Artigo de Lucas Mastellaro
Baruzzi*, Jeferson Manhae** e Thiago Munhoz Agostinho***
Na esteira das iniciativas do
Pacto Ecológico Europeu lançadas pela União Europeia para conter as mudanças
climáticas e conservar os recursos naturais, o Reino Unido anuncia uma força
tarefa para implementar 14 ações prioritárias para conter o desmatamento ilegal
a nível global. Com isso, visa contribuir para alcançar sua meta de
neutralidade de emissões de CO2 até 2050. A principal é implementar
um sistema de verificação para impedir a comercialização de commodities
agrícolas provenientes de áreas de desflorestamento ilegal – as chamadas
“forest risk commodities”.
A iniciativa deve ser
interpretada tendo em vista o novo protagonismo que o Reino Unido pretende
exercer externamente: efetivado o Brexit, o país volta a ser independente na
definição de suas políticas públicas internas e a disputar influência global de
temas como meio ambiente, segurança e comércio exterior. O Reino Unido terá, já
no curtíssimo prazo, duas oportunidades para essa diplomacia pós-Brexit: em
maio de 2021, participará da Convenção da Diversidade Biológica (a COP15, em
Kunning, na China); e, em novembro do mesmo ano, será anfitrião da COP26 na
cidade de Glasgow (a próxima conferência da ONU para a Convenção do Clima).

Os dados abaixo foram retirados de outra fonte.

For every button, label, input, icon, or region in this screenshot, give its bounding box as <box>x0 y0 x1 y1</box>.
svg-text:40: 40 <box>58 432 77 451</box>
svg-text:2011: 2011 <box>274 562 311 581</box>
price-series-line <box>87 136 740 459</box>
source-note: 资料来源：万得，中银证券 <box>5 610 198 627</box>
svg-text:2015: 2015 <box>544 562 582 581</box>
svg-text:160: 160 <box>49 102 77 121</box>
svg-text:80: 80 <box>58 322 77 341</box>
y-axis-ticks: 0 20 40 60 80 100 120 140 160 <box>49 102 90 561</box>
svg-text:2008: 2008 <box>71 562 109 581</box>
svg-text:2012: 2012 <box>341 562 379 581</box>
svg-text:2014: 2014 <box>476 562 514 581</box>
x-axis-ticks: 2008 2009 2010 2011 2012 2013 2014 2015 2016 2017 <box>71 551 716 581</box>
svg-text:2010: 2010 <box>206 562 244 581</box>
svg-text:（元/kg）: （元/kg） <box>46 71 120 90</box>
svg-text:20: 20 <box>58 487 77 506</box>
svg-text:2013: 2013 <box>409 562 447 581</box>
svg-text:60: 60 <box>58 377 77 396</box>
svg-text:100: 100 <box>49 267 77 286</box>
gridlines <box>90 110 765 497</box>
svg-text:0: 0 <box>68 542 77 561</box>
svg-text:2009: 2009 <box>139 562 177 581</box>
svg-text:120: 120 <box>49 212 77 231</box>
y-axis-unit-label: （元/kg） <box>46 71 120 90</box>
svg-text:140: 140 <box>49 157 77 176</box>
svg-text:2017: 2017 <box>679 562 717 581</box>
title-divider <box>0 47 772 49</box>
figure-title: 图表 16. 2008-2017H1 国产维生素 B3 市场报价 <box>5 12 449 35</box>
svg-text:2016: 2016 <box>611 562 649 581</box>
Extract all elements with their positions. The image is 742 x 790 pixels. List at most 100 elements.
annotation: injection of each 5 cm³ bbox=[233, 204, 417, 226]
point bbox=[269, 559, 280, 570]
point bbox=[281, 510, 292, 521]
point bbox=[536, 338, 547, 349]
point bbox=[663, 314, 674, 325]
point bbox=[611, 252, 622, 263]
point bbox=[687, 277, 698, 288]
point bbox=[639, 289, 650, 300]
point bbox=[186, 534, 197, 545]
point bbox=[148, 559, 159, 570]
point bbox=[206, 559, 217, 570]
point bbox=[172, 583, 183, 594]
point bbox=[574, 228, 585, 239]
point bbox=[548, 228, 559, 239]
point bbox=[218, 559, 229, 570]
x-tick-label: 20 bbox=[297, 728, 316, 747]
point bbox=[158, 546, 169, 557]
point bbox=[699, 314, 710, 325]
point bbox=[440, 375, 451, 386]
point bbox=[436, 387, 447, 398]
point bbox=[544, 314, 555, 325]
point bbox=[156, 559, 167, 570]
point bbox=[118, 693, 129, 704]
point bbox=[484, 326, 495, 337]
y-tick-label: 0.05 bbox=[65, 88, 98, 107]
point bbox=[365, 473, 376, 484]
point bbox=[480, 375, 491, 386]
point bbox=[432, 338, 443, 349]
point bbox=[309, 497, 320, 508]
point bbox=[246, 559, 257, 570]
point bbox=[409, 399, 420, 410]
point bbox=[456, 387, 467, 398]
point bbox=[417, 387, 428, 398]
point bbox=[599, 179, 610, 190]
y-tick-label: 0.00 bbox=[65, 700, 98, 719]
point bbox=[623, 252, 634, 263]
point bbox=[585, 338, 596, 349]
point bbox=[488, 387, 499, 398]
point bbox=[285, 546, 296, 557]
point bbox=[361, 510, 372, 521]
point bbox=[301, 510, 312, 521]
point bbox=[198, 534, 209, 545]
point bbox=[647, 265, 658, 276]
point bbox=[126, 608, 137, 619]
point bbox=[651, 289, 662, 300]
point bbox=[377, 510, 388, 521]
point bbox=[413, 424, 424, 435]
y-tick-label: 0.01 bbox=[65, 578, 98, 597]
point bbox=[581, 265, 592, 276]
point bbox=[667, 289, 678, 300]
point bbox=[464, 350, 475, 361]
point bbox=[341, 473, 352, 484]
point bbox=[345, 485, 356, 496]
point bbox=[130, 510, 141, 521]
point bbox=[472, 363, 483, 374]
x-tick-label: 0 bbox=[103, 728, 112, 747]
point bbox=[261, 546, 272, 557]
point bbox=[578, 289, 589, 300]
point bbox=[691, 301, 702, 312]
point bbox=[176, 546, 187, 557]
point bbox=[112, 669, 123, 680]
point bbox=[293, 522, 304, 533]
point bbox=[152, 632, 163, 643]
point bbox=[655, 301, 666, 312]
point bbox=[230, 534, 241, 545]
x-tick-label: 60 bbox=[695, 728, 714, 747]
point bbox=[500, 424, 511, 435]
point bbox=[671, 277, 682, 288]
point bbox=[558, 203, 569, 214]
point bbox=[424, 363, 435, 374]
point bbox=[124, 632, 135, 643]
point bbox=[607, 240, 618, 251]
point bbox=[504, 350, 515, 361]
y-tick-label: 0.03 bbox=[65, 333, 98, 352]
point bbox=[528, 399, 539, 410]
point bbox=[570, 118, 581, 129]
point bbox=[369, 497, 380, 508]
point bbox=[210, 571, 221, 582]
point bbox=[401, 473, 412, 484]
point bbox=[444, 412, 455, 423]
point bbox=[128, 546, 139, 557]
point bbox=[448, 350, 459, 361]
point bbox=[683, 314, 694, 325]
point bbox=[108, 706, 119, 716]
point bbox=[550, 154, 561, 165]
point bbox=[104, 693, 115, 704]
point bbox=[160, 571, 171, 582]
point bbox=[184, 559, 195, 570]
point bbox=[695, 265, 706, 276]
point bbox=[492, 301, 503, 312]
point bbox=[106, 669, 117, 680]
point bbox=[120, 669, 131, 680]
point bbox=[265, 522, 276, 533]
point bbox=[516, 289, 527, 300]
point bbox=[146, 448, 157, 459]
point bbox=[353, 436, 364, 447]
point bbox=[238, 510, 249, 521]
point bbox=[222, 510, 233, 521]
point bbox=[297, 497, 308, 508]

Internamente, o pontapé para
ações concretas foi dado: encontra-se em consulta pública uma proposta para
obrigar que empresas adotem um sistema de controle de origem de produtos
agrícolas que distribuem ou comercializam, sob pena de multa e sanções civis. A
consulta é promovida pelo Departamento de Meio Ambiente, Alimentação e Assuntos
Rurais (ou DEFRA, na sigla em inglês).
Faz parte da tradição política e jurídica britânica se apoiar na capacidade e liberdade privadas para implementar as ações necessárias, cabendo ao Estado definir e fiscalizar os standards a serem observados. Precedente semelhante é a legislação sobre a cadeia de produtos madeireiros, que proíbe a colocação no mercado de produtos cuja origem seja de extração ilegal (o Forest Law Enforcement, Governance and Trade – FLEGT).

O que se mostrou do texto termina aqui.